Il y a quelque temps pas­sait au cinéma un film retraçant en grande pompe la vie et la car­rière d’ Alexan­dre le Grand. En librairie, ce film a sus­cité une soudaine flo­rai­son d’ouvrages plus ou moins sci­en­tifiques con­sacrés au con­quérant (à croire qu’ils som­meil­laient dans les tiroirs en atten­dant la sor­tie d’un film, juste­ment). Qu’un film relance l’intérêt du pub­lic pour un per­son­nage his­torique, soit. Mais ce qui me laisse per­plexe, c’est cette bande de papier rouge placée en tra­vers d’une biogra­phie, procla­mant en grandes let­tres blanches: “Retrou­vez les héros du film”. Le cinéma semble-t-il désor­mais plus vrai que l’histoire? Ou alors, ne conçoit-on plus l’histoire que comme un film? A moins qu’Alexandre, per­son­nage auréolé de mythe, ait sim­ple­ment l’étoffe par­faite d’un héros de pel­licule… quitte à confondre?

Fin de fouilles

Ca y est: après 3 ans, notre cam­pagne de fouilles prend fin. Mal­gré le froid, la boue, la canicule, les heures passées à écoper les secteurs inondés ou à dégeler le sol durci, mal­gré les WC sans chauffage ni chasse d’eau, les ten­dinites et autres lum­ba­gos, les longues péri­odes sans décou­verte, mal­gré la pluie, le vent arracheur de tentes, les fas­ti­dieuses rec­ti­fi­ca­tions de strati­gra­phies, les dessins à faire couché dans l’eau, les aspi­ra­teurs bouchés, les grince­ments humains, les pieds con­gelés, les lour­des brou­ettes à pousser, les déca­pages inter­minables, les oreilles de cochon cachées par de petits plaisan­tins… et tant d’autres détails pit­toresques: j’ai ressenti un gros pince­ment au coeur cet après-midi en voy­ant nos ser­res en cours de démon­tage.

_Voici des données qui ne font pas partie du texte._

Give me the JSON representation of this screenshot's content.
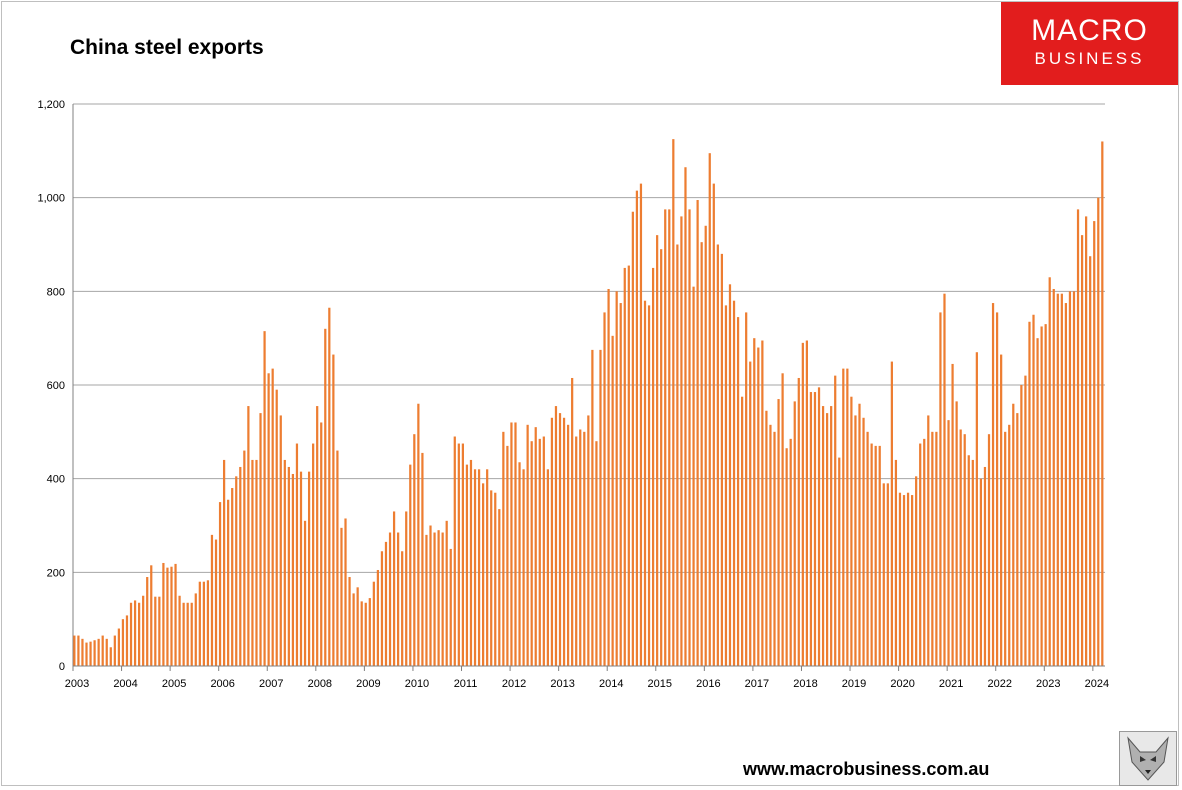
{
  "title": "China steel exports",
  "logo": {
    "line1": "MACRO",
    "line2": "BUSINESS",
    "color": "#e21d1d",
    "icon": "fox-icon"
  },
  "website": "www.macrobusiness.com.au",
  "chart_data": {
    "type": "bar",
    "title": "China steel exports",
    "xlabel": "",
    "ylabel": "",
    "ylim": [
      0,
      1200
    ],
    "y_ticks": [
      "0",
      "200",
      "400",
      "600",
      "800",
      "1,000",
      "1,200"
    ],
    "x_ticks": [
      "2003",
      "2004",
      "2005",
      "2006",
      "2007",
      "2008",
      "2009",
      "2010",
      "2011",
      "2012",
      "2013",
      "2014",
      "2015",
      "2016",
      "2017",
      "2018",
      "2019",
      "2020",
      "2021",
      "2022",
      "2023",
      "2024"
    ],
    "start": "2003-01",
    "frequency": "monthly",
    "bar_color": "#ed7d31",
    "grid": true,
    "values": [
      65,
      65,
      58,
      50,
      52,
      55,
      58,
      65,
      58,
      40,
      65,
      80,
      100,
      108,
      135,
      140,
      135,
      150,
      190,
      215,
      148,
      148,
      220,
      210,
      212,
      218,
      150,
      135,
      135,
      135,
      155,
      180,
      180,
      183,
      280,
      270,
      350,
      440,
      355,
      380,
      405,
      425,
      460,
      555,
      440,
      440,
      540,
      715,
      625,
      635,
      590,
      535,
      440,
      425,
      410,
      475,
      415,
      310,
      415,
      475,
      555,
      520,
      720,
      765,
      665,
      460,
      295,
      315,
      190,
      155,
      168,
      138,
      135,
      145,
      180,
      205,
      245,
      265,
      285,
      330,
      285,
      245,
      330,
      430,
      495,
      560,
      455,
      280,
      300,
      285,
      290,
      285,
      310,
      250,
      490,
      475,
      475,
      430,
      440,
      420,
      420,
      390,
      420,
      375,
      370,
      335,
      500,
      470,
      520,
      520,
      435,
      420,
      515,
      480,
      510,
      485,
      490,
      420,
      530,
      555,
      540,
      530,
      515,
      615,
      490,
      505,
      500,
      535,
      675,
      480,
      675,
      755,
      805,
      705,
      800,
      775,
      850,
      855,
      970,
      1015,
      1030,
      780,
      770,
      850,
      920,
      890,
      975,
      975,
      1125,
      900,
      960,
      1065,
      975,
      810,
      995,
      905,
      940,
      1095,
      1030,
      900,
      880,
      770,
      815,
      780,
      745,
      575,
      755,
      650,
      700,
      680,
      695,
      545,
      515,
      500,
      570,
      625,
      465,
      485,
      565,
      615,
      690,
      695,
      585,
      585,
      595,
      555,
      540,
      555,
      620,
      445,
      635,
      635,
      575,
      535,
      560,
      530,
      500,
      475,
      470,
      470,
      390,
      390,
      650,
      440,
      370,
      365,
      370,
      365,
      405,
      475,
      485,
      535,
      500,
      500,
      755,
      795,
      525,
      645,
      565,
      505,
      495,
      450,
      440,
      670,
      400,
      425,
      495,
      775,
      755,
      665,
      500,
      515,
      560,
      540,
      600,
      620,
      735,
      750,
      700,
      725,
      730,
      830,
      805,
      795,
      795,
      775,
      800,
      800,
      975,
      920,
      960,
      875,
      950,
      1000,
      1120
    ]
  }
}
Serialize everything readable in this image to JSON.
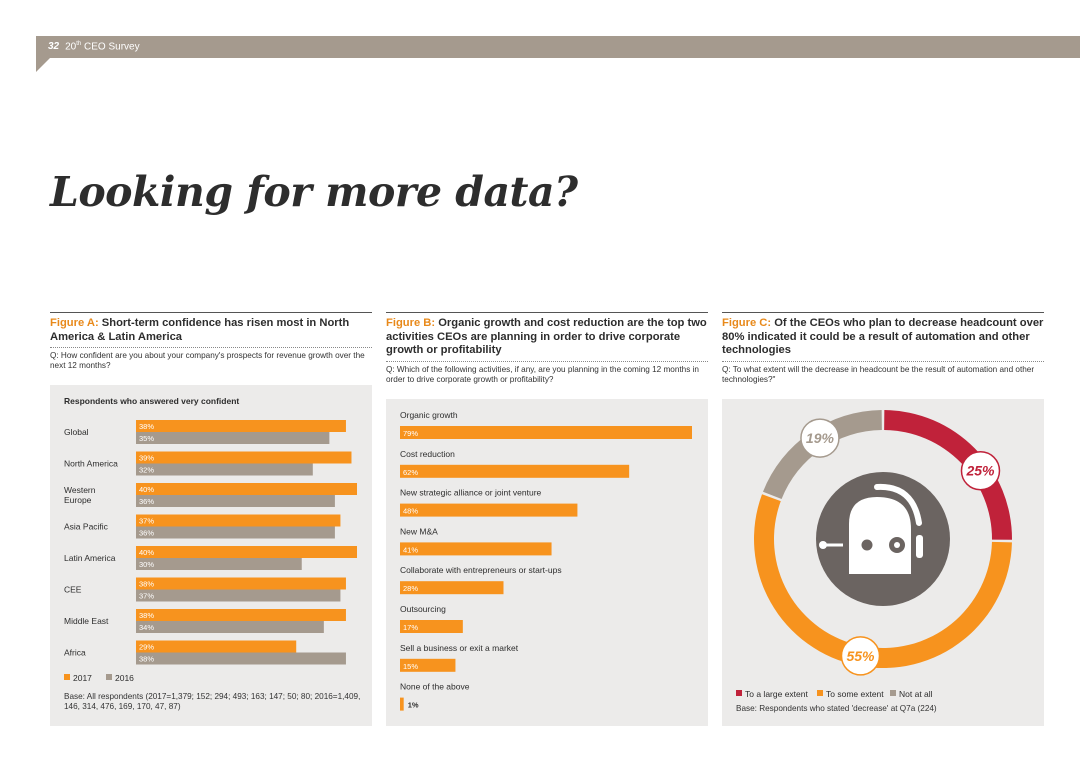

Leurs arma­tures métalliques se dres­saient soudain toutes nues, comme les côtes d’un squelette de baleine échoué au milieu des secteurs vides. Nous avons d’ailleurs fini sur un petit clin d’oeil: la voiture d’un archéo­logue étranger venu nous ren­dre vis­ite était imma­triculée TB 22 , soit “Tombe 22″ dans le jar­gon abrévi­atif que nous util­isons dans la doc de ter­rain! Doc de ter­rain qu’il est main­tenant temps d’empoigner pour en tirer la sub­stan­tifique moelle…

Sur ma déclaration d’impôts

Revoici venu le temps honni de la déc­la­ra­tion d’impôts, rendez-vous annuel auquel on n’échappe pas, arghl. Un détail amu­sant toute­fois: sur la pre­mière page, qui décrit la “sit­u­a­tion per­son­nelle, pro­fes­sion­nelle et famil­iale”, plusieurs élé­ments ont été préim­primés: mon nom, ma date de nais­sance, mon état civil et même ma reli­gion. Par con­tre la rubrique “fille de” est vide! A croire que le nom de mes géni­teurs est sus­cep­ti­ble de changer d’année en année, et ce au con­traire de ma con­fes­sion! C’est vrai, nous sommes à Fribourg.